An effective HIV vaccine may need to prompt strong responses from immune cells called CD8+ T cells to protect people from acquiring HIV, according to a new study from researchers at the National Institute of Allergy and Infectious Diseases (NIAID), part of the National Institutes of Health, and colleagues. The study findings, appearing in Science, draw comparisons between the immune system activity of past HIV vaccine study participants and people with HIV who naturally keep the virus from replicating even in the absence of antiretroviral therapy (ART). The latter individuals are often called “long-term non-progressors” or “elite controllers” (LTNPs/ECs).
When HIV enters the body, the virus begins to damage the immune system by inserting itself into CD4+ T cells, which are white blood cells that help coordinate the immune response to pathogens. In most people, HIV continues to replicate and damage more and more CD4+ T cells unless controlled by ART. Among LTNPs/ECs, the immune system appears to promptly recognize CD4+ cells with HIV and activate other immune cells called CD8+ T cells. CD8+ T cells destroy CD4+ cells with HIV, enabling the suppression of HIV in a person’s blood.
The aim of an effective HIV vaccine is to provide durable protective immunity to HIV, or if initial defenses are bypassed, to help control HIV in the body long term, as happens with LTNPs/ECs. Although several preventive HIV vaccine candidates have been designed to stimulate CD8+ T-cell activity, they did not prevent HIV acquisition or control viral replication in clinical trials. Understanding and addressing this lack of effect is a scientific priority of HIV vaccine research.

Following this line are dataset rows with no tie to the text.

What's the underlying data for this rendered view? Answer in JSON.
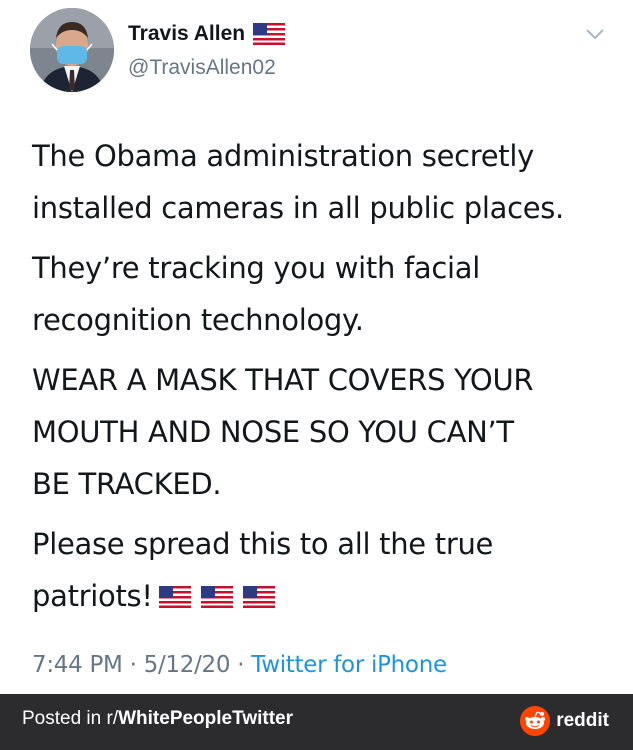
{
  "tweet": {
    "name": "Travis Allen",
    "handle": "@TravisAllen02",
    "paragraphs": [
      "The Obama administration secretly\ninstalled cameras in all public places.",
      "They’re tracking you with facial\nrecognition technology.",
      "WEAR A MASK THAT COVERS YOUR\nMOUTH AND NOSE SO YOU CAN’T\nBE TRACKED.",
      "Please spread this to all the true\npatriots!"
    ],
    "time": "7:44 PM",
    "date": "5/12/20",
    "source": "Twitter for iPhone"
  },
  "footer": {
    "posted_in": "Posted in r/",
    "subreddit": "WhitePeopleTwitter",
    "brand": "reddit"
  },
  "colors": {
    "text": "#14171a",
    "muted": "#657786",
    "link": "#1b95e0",
    "footer_bg": "#2c2c2e",
    "reddit_orange": "#ff4500"
  },
  "icons": [
    "us-flag-icon",
    "chevron-down-icon",
    "reddit-logo-icon"
  ]
}
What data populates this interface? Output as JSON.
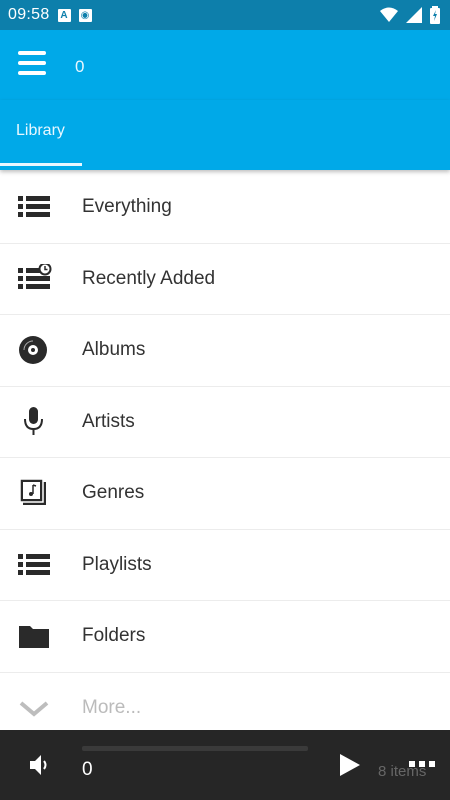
{
  "status_bar": {
    "time": "09:58"
  },
  "toolbar": {
    "title": "0",
    "menu_icon": "hamburger-icon"
  },
  "tabs": [
    {
      "label": "Library",
      "selected": true
    }
  ],
  "library": {
    "items": [
      {
        "label": "Everything",
        "icon": "list-icon"
      },
      {
        "label": "Recently Added",
        "icon": "recent-list-icon"
      },
      {
        "label": "Albums",
        "icon": "album-disc-icon"
      },
      {
        "label": "Artists",
        "icon": "microphone-icon"
      },
      {
        "label": "Genres",
        "icon": "music-note-box-icon"
      },
      {
        "label": "Playlists",
        "icon": "list-icon"
      },
      {
        "label": "Folders",
        "icon": "folder-icon"
      },
      {
        "label": "More...",
        "icon": "chevron-down-icon"
      }
    ]
  },
  "player": {
    "time": "0",
    "items_count": "8 items",
    "progress": 0
  },
  "colors": {
    "status_bar": "#0d7fab",
    "primary": "#00a9e8",
    "player_bg": "#262626"
  }
}
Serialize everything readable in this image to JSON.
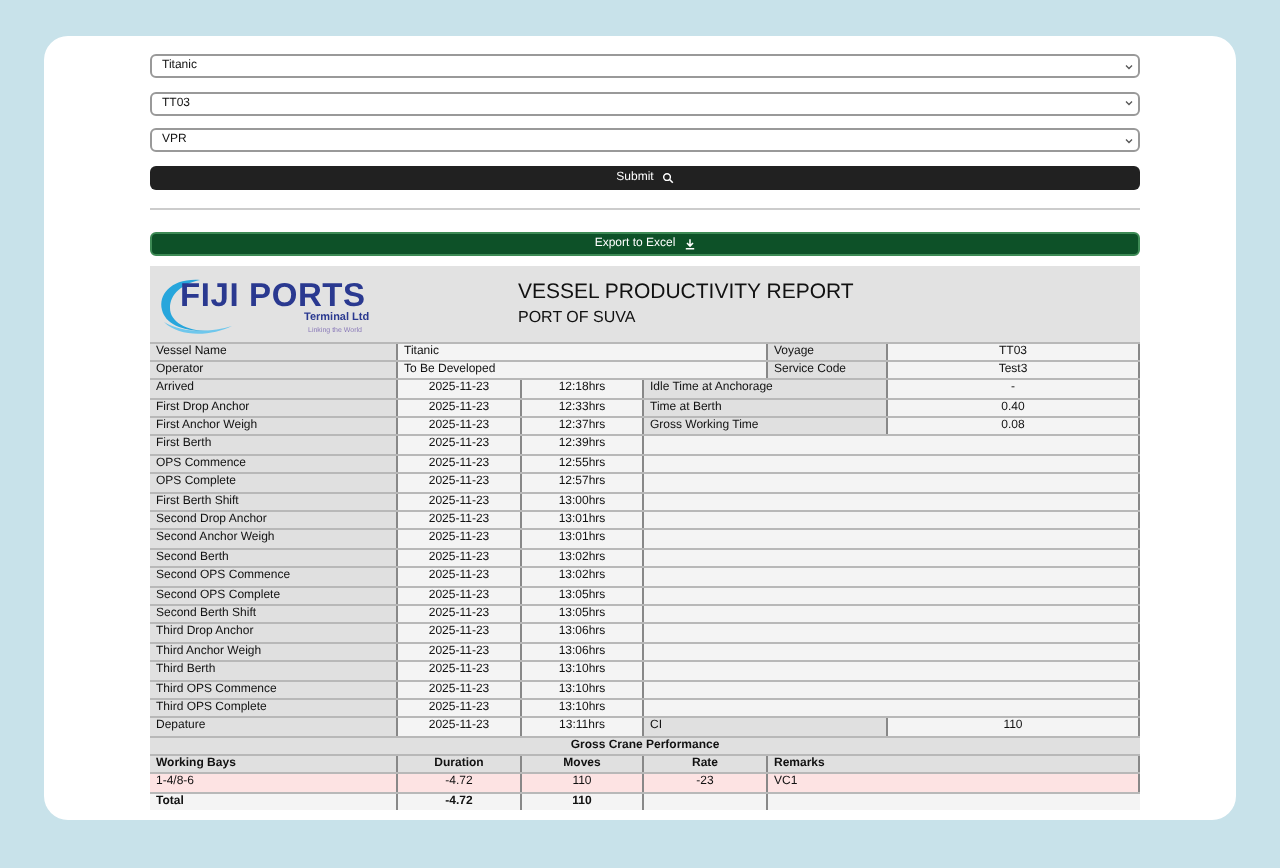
{
  "form": {
    "selects": [
      {
        "value": "Titanic"
      },
      {
        "value": "TT03"
      },
      {
        "value": "VPR"
      }
    ],
    "submit": "Submit",
    "export": "Export to Excel"
  },
  "report": {
    "logo": {
      "name": "FIJI PORTS",
      "subtitle": "Terminal Ltd",
      "tagline": "Linking the World"
    },
    "title": "VESSEL PRODUCTIVITY REPORT",
    "subtitle": "PORT OF SUVA",
    "vessel_info": [
      {
        "label": "Vessel Name",
        "value": "Titanic",
        "label2": "Voyage",
        "value2": "TT03"
      },
      {
        "label": "Operator",
        "value": "To Be Developed",
        "label2": "Service Code",
        "value2": "Test3"
      }
    ],
    "events": [
      {
        "label": "Arrived",
        "date": "2025-11-23",
        "time": "12:18hrs",
        "side_label": "Idle Time at Anchorage",
        "side_value": "-"
      },
      {
        "label": "First Drop Anchor",
        "date": "2025-11-23",
        "time": "12:33hrs",
        "side_label": "Time at Berth",
        "side_value": "0.40"
      },
      {
        "label": "First Anchor Weigh",
        "date": "2025-11-23",
        "time": "12:37hrs",
        "side_label": "Gross Working Time",
        "side_value": "0.08"
      },
      {
        "label": "First Berth",
        "date": "2025-11-23",
        "time": "12:39hrs"
      },
      {
        "label": "OPS Commence",
        "date": "2025-11-23",
        "time": "12:55hrs"
      },
      {
        "label": "OPS Complete",
        "date": "2025-11-23",
        "time": "12:57hrs"
      },
      {
        "label": "First Berth Shift",
        "date": "2025-11-23",
        "time": "13:00hrs"
      },
      {
        "label": "Second Drop Anchor",
        "date": "2025-11-23",
        "time": "13:01hrs"
      },
      {
        "label": "Second Anchor Weigh",
        "date": "2025-11-23",
        "time": "13:01hrs"
      },
      {
        "label": "Second Berth",
        "date": "2025-11-23",
        "time": "13:02hrs"
      },
      {
        "label": "Second OPS Commence",
        "date": "2025-11-23",
        "time": "13:02hrs"
      },
      {
        "label": "Second OPS Complete",
        "date": "2025-11-23",
        "time": "13:05hrs"
      },
      {
        "label": "Second Berth Shift",
        "date": "2025-11-23",
        "time": "13:05hrs"
      },
      {
        "label": "Third Drop Anchor",
        "date": "2025-11-23",
        "time": "13:06hrs"
      },
      {
        "label": "Third Anchor Weigh",
        "date": "2025-11-23",
        "time": "13:06hrs"
      },
      {
        "label": "Third Berth",
        "date": "2025-11-23",
        "time": "13:10hrs"
      },
      {
        "label": "Third OPS Commence",
        "date": "2025-11-23",
        "time": "13:10hrs"
      },
      {
        "label": "Third OPS Complete",
        "date": "2025-11-23",
        "time": "13:10hrs"
      },
      {
        "label": "Depature",
        "date": "2025-11-23",
        "time": "13:11hrs",
        "side_label": "CI",
        "side_value": "110"
      }
    ],
    "crane": {
      "title": "Gross Crane Performance",
      "columns": [
        "Working Bays",
        "Duration",
        "Moves",
        "Rate",
        "Remarks"
      ],
      "rows": [
        {
          "cells": [
            "1-4/8-6",
            "-4.72",
            "110",
            "-23",
            "VC1"
          ],
          "highlighted": true
        },
        {
          "cells": [
            "Total",
            "-4.72",
            "110"
          ],
          "highlighted": false
        }
      ]
    }
  }
}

Scientists in the HIV-Specific Immunity Section of NIAID’s Laboratory of Immunoregulation and colleagues designed their study to better understand which CD8+ T-cell functions were lacking in previous HIV vaccine recipients. They compared laboratory samples from previous HIV vaccine study participants with samples from LTNPs/ECs. They found that both HIV vaccine recipients and LTNPs/ECs generated large numbers of CD8+ T cells that recognized HIV. However, unlike the CD8+ T cells of LTNPs/ECs, HIV vaccine recipients’ CD8+ T cells failed to deliver the proteins necessary to destroy HIV-infected CD4+ T cells with HIV.
Further tests suggested this dampened response was due to reduced sensitivity to HIV of vaccine recipients’ T-cell receptors — the part of a CD8+ T cell that detects a CD4+ T cell with HIV. This reduced T-cell receptor sensitivity suggests the vaccine candidates from several prior studies did not sufficiently stimulate the maturation of CD8+ T cells to recognize, reach, and destroy all CD4+ T cells with HIV in a person’s body.
According to the authors, the study suggests that future HIV vaccine candidates may be more successful if they include additional doses or persist longer in the body to further stimulate the immune system. They also write that the potential of an HIV vaccine might be better judged by measuring how it affects CD8+ T-cell function and sensitivity in addition to just assessing the number of CD8+ T cells generated, which has been the usual practice.
These findings build on decades of research by the HIV-Specific Immunity Section of NIAID’s Laboratory of Immunoregulation to better understand the immune response to HIV. The insights from this work may help guide future preventive and therapeutic HIV vaccine design and development, as well as HIV immunotherapy approaches.
Editorial note: While the terms “elite controller” and “long-term non-progressor” are used in scientific settings, the HIV research community is working to identify person-first language as a possible alternative to these phrases.